97 tartarugas-de-pente, as they are known in Brazil, were born last Sunday in Paulista, a town in the north-eastern state of Pernambuco. Government workers, the only people who witnessed the event, took photographs showing the tiny creatures making their way down the beach into the Atlantic waves.

The state governor, Paulo Câmara, has ordered a partial shutdown and urged residents to stay indoors to slow the spread of coronavirus. Locals are also forbidden from gathering on Pernambuco’s spectacular shoreline since last weekend. 

According to Brazil’s Tamar conservation project, which is responsible for protecting sea turtles, hawksbills lay their eggs along the country’s north-eastern coast and are considered a critically endangered species. 

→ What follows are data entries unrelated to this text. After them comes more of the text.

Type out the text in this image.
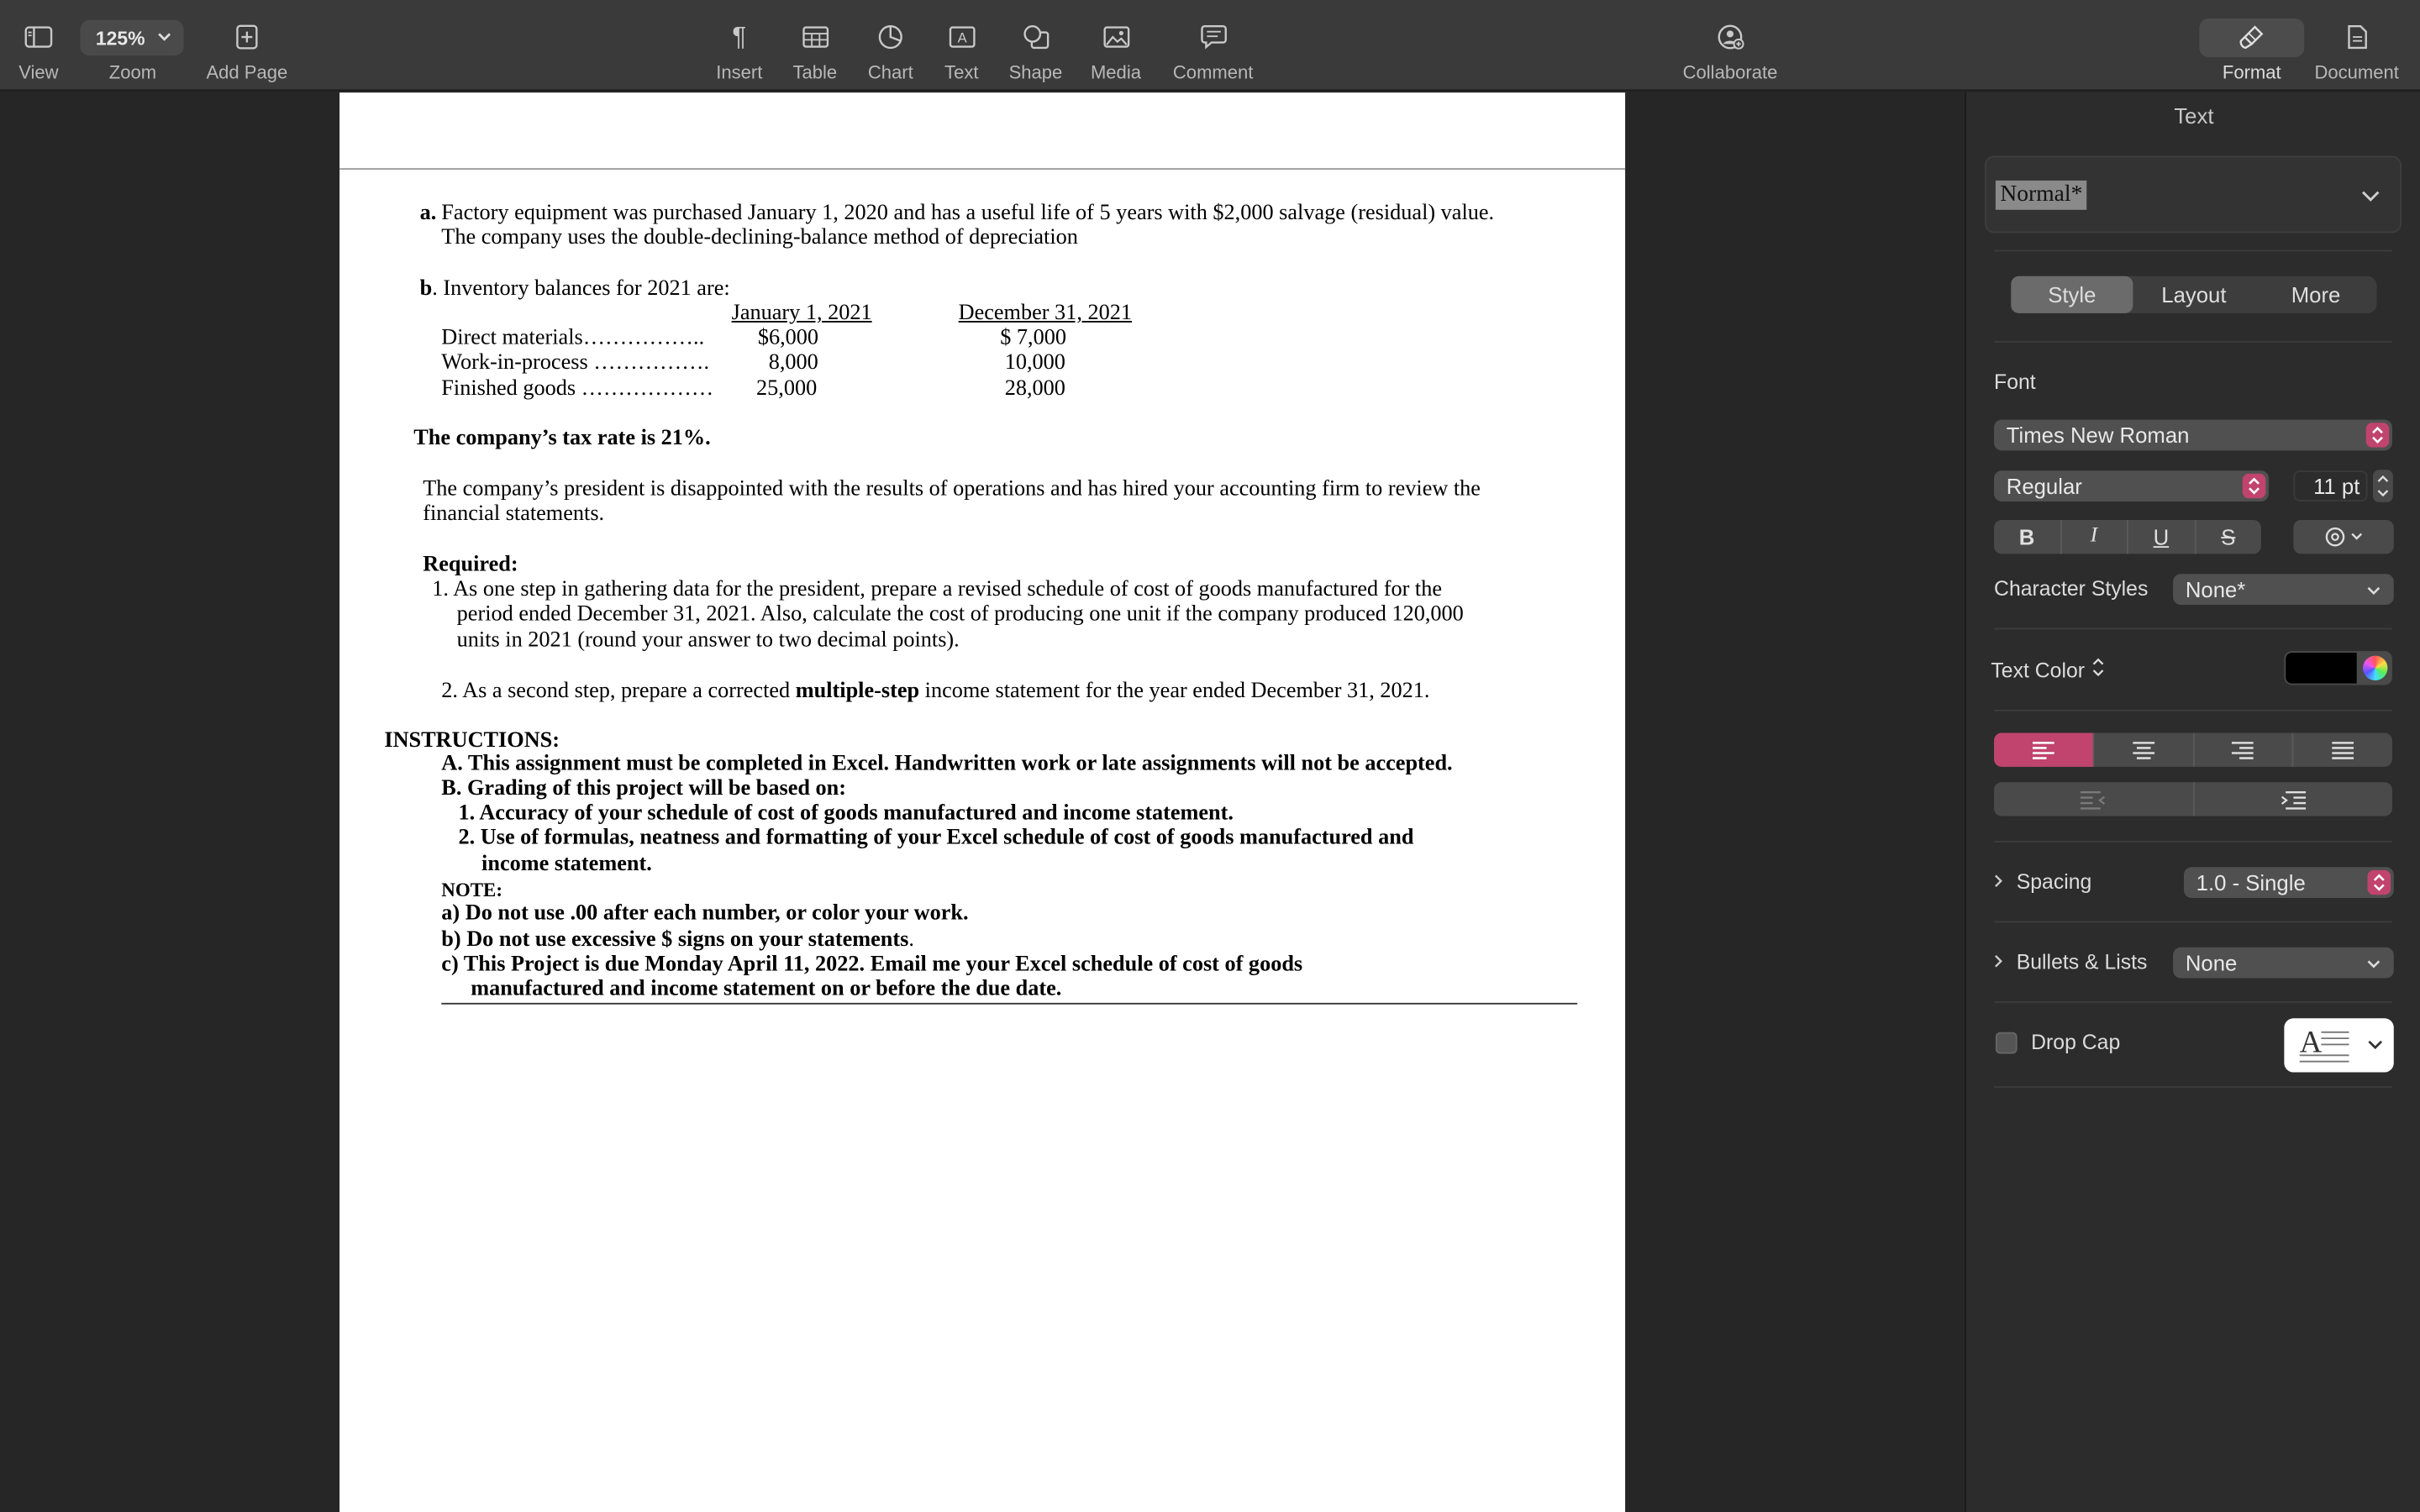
View
125%
Zoom	Add Page
¶
Insert	Table	Chart
A
Text	Shape	Media	Comment	Collaborate	Format	Document
a. Factory equipment was purchased January 1, 2020 and has a useful life of 5 years with $2,000 salvage (residual) value.
The company uses the double-declining-balance method of depreciation
b . Inventory balances for 2021 are:
January 1, 2021	December 31, 2021
Direct materials……………..	$6,000	$ 7,000
Work-in-process …………….	8,000	10,000
Finished goods ………………	25,000	28,000
The company’s tax rate is 21%.
The company’s president is disappointed with the results of operations and has hired your accounting firm to review the
financial statements.
Required:
1. As one step in gathering data for the president, prepare a revised schedule of cost of goods manufactured for the
period ended December 31, 2021. Also, calculate the cost of producing one unit if the company produced 120,000
units in 2021 (round your answer to two decimal points).
2. As a second step, prepare a corrected multiple-step income statement for the year ended December 31, 2021.
INSTRUCTIONS:
A. This assignment must be completed in Excel. Handwritten work or late assignments will not be accepted.
B. Grading of this project will be based on:
1. Accuracy of your schedule of cost of goods manufactured and income statement.
2. Use of formulas, neatness and formatting of your Excel schedule of cost of goods manufactured and
income statement.
NOTE:
a) Do not use .00 after each number, or color your work.
b) Do not use excessive $ signs on your statements.
c) This Project is due Monday April 11, 2022. Email me your Excel schedule of cost of goods
manufactured and income statement on or before the due date.
Text
Normal*
Style	Layout	More
Font
Times New Roman
Regular	11 pt
B	I	U	S
Character Styles	None*
Text Color
Spacing	1.0 - Single
Bullets & Lists	None
Drop Cap	A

Hawksbill turtles can grow up to 110cm in length and weigh 85kg. Their Portuguese name translates to “comb turtles”, due to the fact that their shells were once widely used to make combs and frames for glasses. According to the WWF, the turtle’s English name comes from its narrow, pointed beak.

Roberto Couto, Paulista’s environmental secretary, said the town was home to four of the five types of turtles found along Brazil’s coastline: the hawksbill, the green sea turtle, the olive ridley turtle and the loggerhead turtle. More than 300 turtles have hatched there this year alone.

Câmara said he hoped the coronavirus restrictions could eventually be relaxed in Pernambuco, which is home to around nine million of Brazil’s 209 million citizens. But for now, they are essential. “Brazil isn’t ready for an exponential growth [in cases], so we need to buy time … so we can put together the infrastructure to treat as many infected people as possible,” he stated.